In our previous example, we worked with domain events from an e-commerce system. With this declarative style, we can also push this concept further and define re-usable functions for selecting specific data structures.

function ProductsWithHighQuantityWereAddedToCart(quantity: number) {

  return function (event: CartEvent) {
    return match(event)
      .with(
        {
          type: "ProductWasAddedToCart",
          payload: { quantity: P.number.gt(quantity) },
        },
        (event) => event,
      )
      .otherwise(() => undefined);
  };

};

This composability is super powerful when combined with Array.prototype.filter(). For example, when we have an array of CartEvents, we could create a declarative pipeline which gives us all events with a product quantity higher than 100:

const cartEventStream: CartEvent[] = [
  {
    type: "ProductWasAddedToCart",
    payload: {
      productId: "1",
      quantity: 2,
    },
  },
  {
    type: "ProductWasRemovedFromCart",
    payload: {
      productId: "1",
    },
  },
  {
    type: "ProductWasAddedToCart",
    payload: {
      productId: "2",
      quantity: 300,
    },
  },
  {
    type: "ProductWasAddedToCart",
    payload: {
      productId: "3",
      quantity: 320,
    },
  },
];

const filteredEvents = events
  .filter(
    ProductsWithHighQuantityWereAddedToCart(100)
  );

console.log(filteredEvents);

The filteredEvents array contains the ProductWasAddedToCart events with the quantity 300 and 320.

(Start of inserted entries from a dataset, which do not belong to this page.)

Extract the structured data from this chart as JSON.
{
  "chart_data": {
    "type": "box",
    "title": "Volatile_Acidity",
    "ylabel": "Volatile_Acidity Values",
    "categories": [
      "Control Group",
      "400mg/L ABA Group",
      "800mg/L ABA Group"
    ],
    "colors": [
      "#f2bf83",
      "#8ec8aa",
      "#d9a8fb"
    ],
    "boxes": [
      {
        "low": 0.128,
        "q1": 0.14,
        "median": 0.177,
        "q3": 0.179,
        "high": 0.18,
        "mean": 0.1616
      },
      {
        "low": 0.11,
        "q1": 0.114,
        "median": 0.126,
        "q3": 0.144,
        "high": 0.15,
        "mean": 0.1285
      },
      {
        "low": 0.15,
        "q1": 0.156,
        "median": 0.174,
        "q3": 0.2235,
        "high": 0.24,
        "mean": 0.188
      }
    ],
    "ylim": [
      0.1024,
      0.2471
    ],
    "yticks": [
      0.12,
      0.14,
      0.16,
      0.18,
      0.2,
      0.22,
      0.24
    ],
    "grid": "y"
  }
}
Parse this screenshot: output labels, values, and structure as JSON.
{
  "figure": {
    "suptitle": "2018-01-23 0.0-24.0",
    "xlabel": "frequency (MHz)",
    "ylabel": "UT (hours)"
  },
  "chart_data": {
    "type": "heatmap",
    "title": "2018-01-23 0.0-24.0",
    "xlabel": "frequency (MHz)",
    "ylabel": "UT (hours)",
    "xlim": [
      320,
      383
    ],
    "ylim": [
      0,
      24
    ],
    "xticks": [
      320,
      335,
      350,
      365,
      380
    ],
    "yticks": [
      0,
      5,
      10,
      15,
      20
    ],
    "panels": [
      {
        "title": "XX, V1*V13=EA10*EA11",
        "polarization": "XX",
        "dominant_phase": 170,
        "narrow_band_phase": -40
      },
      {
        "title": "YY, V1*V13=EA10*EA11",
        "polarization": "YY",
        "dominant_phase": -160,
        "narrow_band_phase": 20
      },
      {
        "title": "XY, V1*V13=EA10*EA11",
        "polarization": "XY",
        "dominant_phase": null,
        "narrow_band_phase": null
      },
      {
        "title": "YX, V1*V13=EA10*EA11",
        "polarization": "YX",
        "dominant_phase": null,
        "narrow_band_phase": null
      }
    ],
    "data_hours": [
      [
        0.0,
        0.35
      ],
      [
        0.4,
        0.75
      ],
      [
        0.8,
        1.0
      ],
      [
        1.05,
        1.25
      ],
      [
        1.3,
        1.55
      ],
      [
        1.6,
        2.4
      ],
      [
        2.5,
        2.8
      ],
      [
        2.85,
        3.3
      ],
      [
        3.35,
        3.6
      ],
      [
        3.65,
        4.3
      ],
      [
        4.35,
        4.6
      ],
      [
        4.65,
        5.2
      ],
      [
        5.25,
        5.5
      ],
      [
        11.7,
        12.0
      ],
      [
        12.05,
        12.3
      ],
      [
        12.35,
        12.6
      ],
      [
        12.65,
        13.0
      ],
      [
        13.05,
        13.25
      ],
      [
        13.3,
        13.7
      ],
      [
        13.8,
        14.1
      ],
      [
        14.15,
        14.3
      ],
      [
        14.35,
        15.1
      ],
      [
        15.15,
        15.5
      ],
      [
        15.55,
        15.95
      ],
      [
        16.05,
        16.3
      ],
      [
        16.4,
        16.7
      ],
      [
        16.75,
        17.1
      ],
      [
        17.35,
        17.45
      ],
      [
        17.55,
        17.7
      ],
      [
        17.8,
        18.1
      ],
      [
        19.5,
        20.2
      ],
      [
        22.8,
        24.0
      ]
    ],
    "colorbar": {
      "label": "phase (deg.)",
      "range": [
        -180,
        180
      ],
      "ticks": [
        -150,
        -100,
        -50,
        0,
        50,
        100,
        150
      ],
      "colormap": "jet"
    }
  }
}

Combining these selectors can result in a nicely composed code structure.

Conditional UI Component Rendering

Another excellent application for pattern matching is the conditional rendering of UI components, such as when using React.

export async function loader() {
  const articles = await fetchArticlesFromDatabase();

  return { articles };
}

function ArticleCategory(article: Article) {
  return match(article)
    .with({ category: "tut"}, () => 
      <Label className="border-red-500">Tutorial</Label>
    )
    .with({ category: "howto"}, () =>
      <Label className="border-blue-500">HowTo</Label>
    )
    .otherwise(() => <Label>ERROR</Label>)
}

export default function ArticlesPage() {
  const { articles } = useLoaderData<typeof loader>();

  return (
    <main>
      <h2>My Articles</h2>

      <ul>
        {articles.map((article) => (
          <li key={article.id}>
            <ArticleCategory {...article} />
          </li>
        ))}
      </ul>
    </main>
  );
}

This example utilizes Remix, but it is applicable to every approach which uses a component-based view representation. As you can see, the ArticlesPage is a route which gets populated with article data via the useLoaderData hook. Then, we take these articles and map over them in order to render list items. Each list item uses the ArticleCategory component, which we defined above. This component contains the magic, as it uses pattern matching in order to render a specifically styled label component based on the respective category of that article.

Conclusion

Pattern matching is a powerful construct that can result in more structured code branching than currently available native language features like if / else / switch statements. Even though pattern matching is not natively supported, we can utilize this functionality by using libraries such as ts-pattern.

Personally, I would recommend using it whenever your code branches start to resemble a tangled dish of spaghetti.

A little disclaimer on the declarative selectors use case, though: Composing selectors is quite powerful, but it shouldn't replace filtering the data on the storage / database level:

• When the data comes from a database, make sure to use the filter / query capabilities baked into the system itself (SQL, etc.).
• When the data comes out of an API, make sure to verify if it doesn't expose specific filter mechanisms.

If none of these aspects are viable options, it is highly recommended to use such a declarative filter pipeline in the end.